Yeah, when I saw DL's translation, I thought it meant it happened very recently. I got very confused. I think the German word order "einfach so" emphasizes "so" (this way), not the time it happened.
As a native English speaker, but not fully understanding German. Is this just a polite way of the saying, "S**t happens"? Not that duo would ever accept that answer, but perhaps that is the best answer.
To really de-emphasize the mode, native English speaks would say "It just happens" and leave off "that way". Contrastingly, if we want to emphasize the mode, we'd say "That is the way it happens".
I don't like this sentence, please give it a proper hint. I am confused about the many uses and translations of "sich" can someone please explain?
It is as easy as any other word having multiple meanings. "sich ergeben" can mean both "to appear/to come along" or "to surrender/to capitulate". http://www.dict.cc/?s=sich+ergeben
You might draw some parallels with the phrase "to give myself up" in English. "He is planning to give himself up to the police" means that he is both going to show up and to surrender to the police.
I finially understood what "sich" is after watching a DFE video explaining it., I think....
ich - mich
du - dich
es - sich
That's correct but it's far from the full list. The full list of German reflexive pronouns you can check out here: http://www.canoo.net/services/OnlineGrammar/InflectionRules/FRegeln-P/Pron-Refl.html?MenuId=Word421
It is complex and confusing, one more thing to remember, as it is partially matching with the forms of normal personal pronouns, but not exactly... http://www.canoo.net/services/OnlineGrammar/InflectionRules/FRegeln-P/Pron-Pers.html
It seems that you have trouble in fully understanding the usage of reflexive pronouns with words like "ergeben". You are not alone, I'm on your side here :) It is better not to concentrate your attention to the word "sich". You should rather take it as granted that "sich ergeben" is basically one word, like "selfmade" is in English. It is easier this way.
I researched this phrase and found that it is often used to precede a subordinating clause. This equates to a very common English phrase: "It just so happened that..." ("Es ergab sich einfach so, dass...")
what's the meaning of "einfach so" here? it's everywhere but the meaning is so different from each others.
It means "simple" or "simply" or "just".
- Es esgab sich so = It came about like that;
- Es ergab sich einfach so = It just came about like that.
Hi all, somebody know if this is a common phrase in germany? sounds so weird =/
So is "It surrendered so easily" wrong, when ergab is surrender???? OMG....will I ever figure this out???
This kìnd of thing is not for beginners in any language. Native speakers will have the "feel" of it, but then they don't need the course.

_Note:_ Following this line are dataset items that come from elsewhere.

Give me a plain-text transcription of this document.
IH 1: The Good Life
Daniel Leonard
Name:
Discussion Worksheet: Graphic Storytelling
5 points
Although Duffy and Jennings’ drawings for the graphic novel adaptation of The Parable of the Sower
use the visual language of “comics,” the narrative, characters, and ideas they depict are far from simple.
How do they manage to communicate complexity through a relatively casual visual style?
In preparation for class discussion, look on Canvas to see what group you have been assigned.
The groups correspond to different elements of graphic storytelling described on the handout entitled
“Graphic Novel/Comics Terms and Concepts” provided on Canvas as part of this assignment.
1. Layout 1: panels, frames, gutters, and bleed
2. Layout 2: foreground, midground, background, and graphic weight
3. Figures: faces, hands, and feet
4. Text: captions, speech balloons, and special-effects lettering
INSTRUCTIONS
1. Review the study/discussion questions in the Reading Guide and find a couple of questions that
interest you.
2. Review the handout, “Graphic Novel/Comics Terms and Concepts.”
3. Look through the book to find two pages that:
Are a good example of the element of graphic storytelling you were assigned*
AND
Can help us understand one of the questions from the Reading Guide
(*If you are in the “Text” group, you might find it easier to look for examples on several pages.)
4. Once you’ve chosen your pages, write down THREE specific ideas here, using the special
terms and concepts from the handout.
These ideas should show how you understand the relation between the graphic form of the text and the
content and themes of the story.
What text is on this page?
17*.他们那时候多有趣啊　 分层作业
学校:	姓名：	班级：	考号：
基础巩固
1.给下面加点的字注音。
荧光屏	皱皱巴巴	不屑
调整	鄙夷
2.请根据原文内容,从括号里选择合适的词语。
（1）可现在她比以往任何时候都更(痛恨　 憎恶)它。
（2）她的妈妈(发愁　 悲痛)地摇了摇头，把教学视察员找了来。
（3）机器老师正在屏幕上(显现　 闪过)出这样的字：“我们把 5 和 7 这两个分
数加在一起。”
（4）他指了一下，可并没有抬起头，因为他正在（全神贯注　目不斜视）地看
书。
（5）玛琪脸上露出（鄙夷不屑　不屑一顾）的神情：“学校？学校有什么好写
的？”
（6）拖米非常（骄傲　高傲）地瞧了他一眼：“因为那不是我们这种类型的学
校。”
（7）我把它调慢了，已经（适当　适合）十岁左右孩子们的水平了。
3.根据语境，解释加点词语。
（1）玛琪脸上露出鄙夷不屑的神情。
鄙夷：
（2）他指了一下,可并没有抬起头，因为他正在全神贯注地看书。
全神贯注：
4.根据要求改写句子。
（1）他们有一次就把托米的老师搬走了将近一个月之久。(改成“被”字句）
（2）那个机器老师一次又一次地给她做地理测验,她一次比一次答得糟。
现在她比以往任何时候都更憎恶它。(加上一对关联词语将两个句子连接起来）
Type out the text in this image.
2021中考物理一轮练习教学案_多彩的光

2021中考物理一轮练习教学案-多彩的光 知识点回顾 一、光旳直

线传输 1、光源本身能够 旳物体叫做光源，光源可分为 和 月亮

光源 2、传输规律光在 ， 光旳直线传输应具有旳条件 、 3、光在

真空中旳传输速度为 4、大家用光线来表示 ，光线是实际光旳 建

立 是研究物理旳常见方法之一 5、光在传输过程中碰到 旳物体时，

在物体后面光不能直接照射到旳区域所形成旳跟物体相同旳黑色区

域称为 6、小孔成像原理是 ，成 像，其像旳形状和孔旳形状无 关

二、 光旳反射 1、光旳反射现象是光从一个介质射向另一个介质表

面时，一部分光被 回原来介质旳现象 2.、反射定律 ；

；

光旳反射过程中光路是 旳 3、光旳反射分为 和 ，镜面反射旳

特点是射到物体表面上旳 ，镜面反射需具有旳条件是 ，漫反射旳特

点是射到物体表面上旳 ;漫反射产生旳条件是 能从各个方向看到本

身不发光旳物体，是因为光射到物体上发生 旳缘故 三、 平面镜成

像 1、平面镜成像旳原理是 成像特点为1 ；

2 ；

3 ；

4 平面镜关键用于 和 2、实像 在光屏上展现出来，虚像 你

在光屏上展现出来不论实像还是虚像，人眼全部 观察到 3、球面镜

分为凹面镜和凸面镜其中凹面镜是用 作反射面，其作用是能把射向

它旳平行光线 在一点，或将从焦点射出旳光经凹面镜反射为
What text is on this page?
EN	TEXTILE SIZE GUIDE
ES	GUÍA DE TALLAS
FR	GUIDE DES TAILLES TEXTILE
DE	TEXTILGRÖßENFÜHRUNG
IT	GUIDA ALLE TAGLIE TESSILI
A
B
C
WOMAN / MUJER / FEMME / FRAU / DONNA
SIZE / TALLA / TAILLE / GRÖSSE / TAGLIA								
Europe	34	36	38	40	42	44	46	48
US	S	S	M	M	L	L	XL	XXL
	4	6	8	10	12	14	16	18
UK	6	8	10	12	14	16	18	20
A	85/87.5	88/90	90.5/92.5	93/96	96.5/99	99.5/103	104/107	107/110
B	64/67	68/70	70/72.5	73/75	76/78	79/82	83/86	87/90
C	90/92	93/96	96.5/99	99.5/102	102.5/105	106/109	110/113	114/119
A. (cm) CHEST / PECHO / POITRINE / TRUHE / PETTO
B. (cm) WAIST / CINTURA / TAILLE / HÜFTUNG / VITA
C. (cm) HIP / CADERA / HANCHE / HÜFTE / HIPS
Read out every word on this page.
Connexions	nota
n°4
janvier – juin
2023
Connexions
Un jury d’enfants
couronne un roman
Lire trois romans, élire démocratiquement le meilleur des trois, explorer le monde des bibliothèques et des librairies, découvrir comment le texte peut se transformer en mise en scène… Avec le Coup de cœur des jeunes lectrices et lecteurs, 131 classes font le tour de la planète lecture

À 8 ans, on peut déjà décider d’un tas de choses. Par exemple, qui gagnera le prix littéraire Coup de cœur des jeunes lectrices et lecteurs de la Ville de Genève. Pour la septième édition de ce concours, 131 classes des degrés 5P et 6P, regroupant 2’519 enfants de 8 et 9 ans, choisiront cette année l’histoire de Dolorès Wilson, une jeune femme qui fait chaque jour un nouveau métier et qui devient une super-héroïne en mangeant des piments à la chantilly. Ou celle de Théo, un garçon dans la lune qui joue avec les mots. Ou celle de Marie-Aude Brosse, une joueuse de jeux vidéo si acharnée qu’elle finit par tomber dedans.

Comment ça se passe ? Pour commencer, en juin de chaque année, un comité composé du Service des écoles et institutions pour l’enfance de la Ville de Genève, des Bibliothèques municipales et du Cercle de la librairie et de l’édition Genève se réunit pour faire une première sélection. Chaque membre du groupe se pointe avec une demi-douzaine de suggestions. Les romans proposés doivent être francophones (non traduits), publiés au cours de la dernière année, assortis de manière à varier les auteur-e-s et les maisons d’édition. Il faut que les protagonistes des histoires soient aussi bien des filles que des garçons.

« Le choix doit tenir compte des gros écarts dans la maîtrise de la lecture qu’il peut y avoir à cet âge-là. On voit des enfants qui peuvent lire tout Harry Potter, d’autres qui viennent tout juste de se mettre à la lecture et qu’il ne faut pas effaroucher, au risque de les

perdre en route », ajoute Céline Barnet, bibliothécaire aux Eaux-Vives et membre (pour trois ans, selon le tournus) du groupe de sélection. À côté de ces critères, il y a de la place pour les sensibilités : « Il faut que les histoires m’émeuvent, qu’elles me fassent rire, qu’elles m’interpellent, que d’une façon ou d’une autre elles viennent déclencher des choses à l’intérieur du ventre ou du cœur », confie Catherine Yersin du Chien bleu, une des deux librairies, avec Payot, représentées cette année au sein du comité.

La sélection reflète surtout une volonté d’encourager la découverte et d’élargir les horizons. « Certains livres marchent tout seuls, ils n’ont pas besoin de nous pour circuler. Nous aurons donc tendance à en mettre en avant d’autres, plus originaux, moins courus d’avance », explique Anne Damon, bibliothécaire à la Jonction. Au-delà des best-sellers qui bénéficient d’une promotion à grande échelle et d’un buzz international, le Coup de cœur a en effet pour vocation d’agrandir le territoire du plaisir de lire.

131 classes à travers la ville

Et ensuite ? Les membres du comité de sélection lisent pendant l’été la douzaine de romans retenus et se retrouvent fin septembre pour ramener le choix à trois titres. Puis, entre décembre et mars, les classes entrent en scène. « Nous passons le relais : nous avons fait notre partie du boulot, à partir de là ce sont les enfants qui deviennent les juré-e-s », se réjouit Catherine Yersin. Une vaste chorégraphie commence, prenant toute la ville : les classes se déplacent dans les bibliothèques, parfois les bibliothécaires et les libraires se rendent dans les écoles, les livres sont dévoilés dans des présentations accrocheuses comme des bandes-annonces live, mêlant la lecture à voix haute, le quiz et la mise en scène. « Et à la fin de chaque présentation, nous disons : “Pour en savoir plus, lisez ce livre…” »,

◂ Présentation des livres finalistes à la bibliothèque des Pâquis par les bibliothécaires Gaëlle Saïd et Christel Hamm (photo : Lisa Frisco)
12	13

If you are still trying to figure out die, der and das there is no way you will ever work out things like this. Idioms should be the very last thing you learn in any new language.
It happened easily so is also accepted but I have no idea what it should mean. Also is there any chance of an answer with the meaning of surrender? Probably because subject is es?
No, this sentence has nothing to do with surrender but means something like "that is just how it happened" It is a phrase which is often used.
Why do they throw in an idiom, with no explanation, when we are trying to learn the ways and rules of "reflexive verbs"??? NOT HELPFUL
Why is "It simply happened in this way" an incorrect translation according to DL?
"it simply happened so" was rejected.........???? can the "so" be disregarded here??? I feel it should be accepted!!
The position of "so" in the sentence is just... I don't know, just weird. I doubt a native speaker would ever use it in that position. "It simply happened like that " or "that way" sounds better to me.
"It just happened so" ist nicht idiomatisch auf Englisch, mindestens US Englisch.
"It simply came out that way" is not accepted. Why? Because of "came out"? "Simply"? "That way"? I don't know, but I think I've learned to ve very literal with the translations and not to use common colloquialisms.